DebbieKasler DebbieKasler 4 years
If your Dr. suggests a helmet to correct his/her head shape then do it for heavens sake! Why wouldn't you want to correct it?
fritzsa fritzsa 4 years
My child has a flat spot on his head..and I did pick him up. In fact, he spent A LOT of time in my arms. The only time he was in his car seat was when we left with him. It was nothing that we did as parents so please don't pass judgement. He only slept on his back or in our arms.
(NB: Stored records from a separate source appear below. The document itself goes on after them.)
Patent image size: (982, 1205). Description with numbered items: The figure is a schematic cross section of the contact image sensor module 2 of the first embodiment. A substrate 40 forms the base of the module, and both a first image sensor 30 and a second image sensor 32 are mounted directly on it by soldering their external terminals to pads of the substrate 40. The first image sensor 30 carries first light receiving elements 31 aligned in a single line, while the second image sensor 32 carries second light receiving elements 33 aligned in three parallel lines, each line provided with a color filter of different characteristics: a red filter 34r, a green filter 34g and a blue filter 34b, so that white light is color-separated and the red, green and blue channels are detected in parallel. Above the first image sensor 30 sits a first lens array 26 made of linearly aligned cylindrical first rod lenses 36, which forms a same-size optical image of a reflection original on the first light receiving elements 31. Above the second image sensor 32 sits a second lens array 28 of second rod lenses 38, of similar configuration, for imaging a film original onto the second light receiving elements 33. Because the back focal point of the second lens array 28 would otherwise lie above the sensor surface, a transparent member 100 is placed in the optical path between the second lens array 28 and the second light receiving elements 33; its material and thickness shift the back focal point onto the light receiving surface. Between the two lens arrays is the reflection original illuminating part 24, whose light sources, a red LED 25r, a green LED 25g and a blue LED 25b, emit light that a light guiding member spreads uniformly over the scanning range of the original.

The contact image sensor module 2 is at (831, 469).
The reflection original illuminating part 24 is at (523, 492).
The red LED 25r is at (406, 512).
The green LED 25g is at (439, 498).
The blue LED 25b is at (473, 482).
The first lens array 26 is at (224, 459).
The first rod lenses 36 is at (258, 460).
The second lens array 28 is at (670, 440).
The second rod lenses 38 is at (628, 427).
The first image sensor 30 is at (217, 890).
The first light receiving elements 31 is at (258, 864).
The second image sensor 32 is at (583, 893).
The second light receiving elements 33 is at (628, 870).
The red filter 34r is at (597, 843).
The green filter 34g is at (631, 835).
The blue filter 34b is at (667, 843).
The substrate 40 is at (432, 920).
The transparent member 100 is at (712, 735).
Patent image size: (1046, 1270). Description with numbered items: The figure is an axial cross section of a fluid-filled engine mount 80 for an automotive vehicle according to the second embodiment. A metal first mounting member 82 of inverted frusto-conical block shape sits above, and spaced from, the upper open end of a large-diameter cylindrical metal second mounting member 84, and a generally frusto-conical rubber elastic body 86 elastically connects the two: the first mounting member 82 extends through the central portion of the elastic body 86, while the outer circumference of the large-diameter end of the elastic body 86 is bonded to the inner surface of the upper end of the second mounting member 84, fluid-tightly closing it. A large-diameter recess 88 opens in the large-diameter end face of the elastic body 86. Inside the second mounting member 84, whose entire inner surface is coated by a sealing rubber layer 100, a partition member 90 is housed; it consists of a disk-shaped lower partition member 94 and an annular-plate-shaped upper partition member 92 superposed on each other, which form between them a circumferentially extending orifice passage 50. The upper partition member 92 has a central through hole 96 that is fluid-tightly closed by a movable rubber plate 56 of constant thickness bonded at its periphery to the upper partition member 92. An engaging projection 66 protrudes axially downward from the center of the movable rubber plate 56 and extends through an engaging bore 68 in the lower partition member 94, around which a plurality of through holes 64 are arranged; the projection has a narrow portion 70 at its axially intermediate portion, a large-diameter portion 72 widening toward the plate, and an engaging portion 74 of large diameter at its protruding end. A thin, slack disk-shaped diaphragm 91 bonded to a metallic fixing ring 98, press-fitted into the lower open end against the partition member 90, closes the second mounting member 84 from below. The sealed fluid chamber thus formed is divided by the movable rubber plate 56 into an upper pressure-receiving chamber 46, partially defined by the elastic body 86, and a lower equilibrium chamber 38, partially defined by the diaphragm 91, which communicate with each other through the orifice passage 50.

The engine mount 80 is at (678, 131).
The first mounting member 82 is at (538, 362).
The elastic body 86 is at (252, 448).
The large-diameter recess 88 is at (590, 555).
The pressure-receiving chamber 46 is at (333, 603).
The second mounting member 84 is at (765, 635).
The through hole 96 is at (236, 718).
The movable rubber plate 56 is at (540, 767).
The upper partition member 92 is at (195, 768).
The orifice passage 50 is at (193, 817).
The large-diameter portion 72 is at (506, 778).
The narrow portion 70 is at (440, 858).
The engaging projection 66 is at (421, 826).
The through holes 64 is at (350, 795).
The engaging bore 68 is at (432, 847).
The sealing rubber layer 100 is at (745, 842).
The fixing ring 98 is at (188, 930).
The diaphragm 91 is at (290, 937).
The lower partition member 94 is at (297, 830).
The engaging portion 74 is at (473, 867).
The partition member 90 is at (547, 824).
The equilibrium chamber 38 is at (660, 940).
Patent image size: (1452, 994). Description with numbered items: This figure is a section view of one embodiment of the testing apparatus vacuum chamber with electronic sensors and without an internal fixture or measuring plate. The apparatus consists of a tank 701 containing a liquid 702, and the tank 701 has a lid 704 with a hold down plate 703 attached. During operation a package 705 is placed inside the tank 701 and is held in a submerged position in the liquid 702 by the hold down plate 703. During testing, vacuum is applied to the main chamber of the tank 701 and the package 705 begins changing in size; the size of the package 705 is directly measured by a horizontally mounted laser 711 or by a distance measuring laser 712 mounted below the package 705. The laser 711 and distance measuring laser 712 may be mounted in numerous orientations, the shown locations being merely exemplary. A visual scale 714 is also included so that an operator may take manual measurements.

The doctors wanted to put him in a helmet, but I just didn't think it was necessary.
Allison14691390 Allison14691390 4 years
Flat heads or plagiocephaly are caused more by excessive carseat use than by children sleeping. Pick up your kids...don't cart them around in carseats. Use a soft carrier...let them see the world from your perspective...and keep their heads beautiful too.
CoMMember13627405542584 CoMMember13627405542584 4 years
I'll take a flat spot on the head over losing my child to SIDS.
ErinOliva ErinOliva 4 years
Actually there is a simple and logical way to deal with this...Side/Back/Side alternating..I did this with both of my boys and both boys never really developed a flatness. BUT if you are not comfortable with that I agree with what others have said a sightly flat head over risk of death any day!!!
StephanySiebel StephanySiebel 4 years
What has the World come to? Wait let me chose...having my child suffocate or giving him a flat spot on his head....oh yes i'd rather have him have a bit of a flat spot.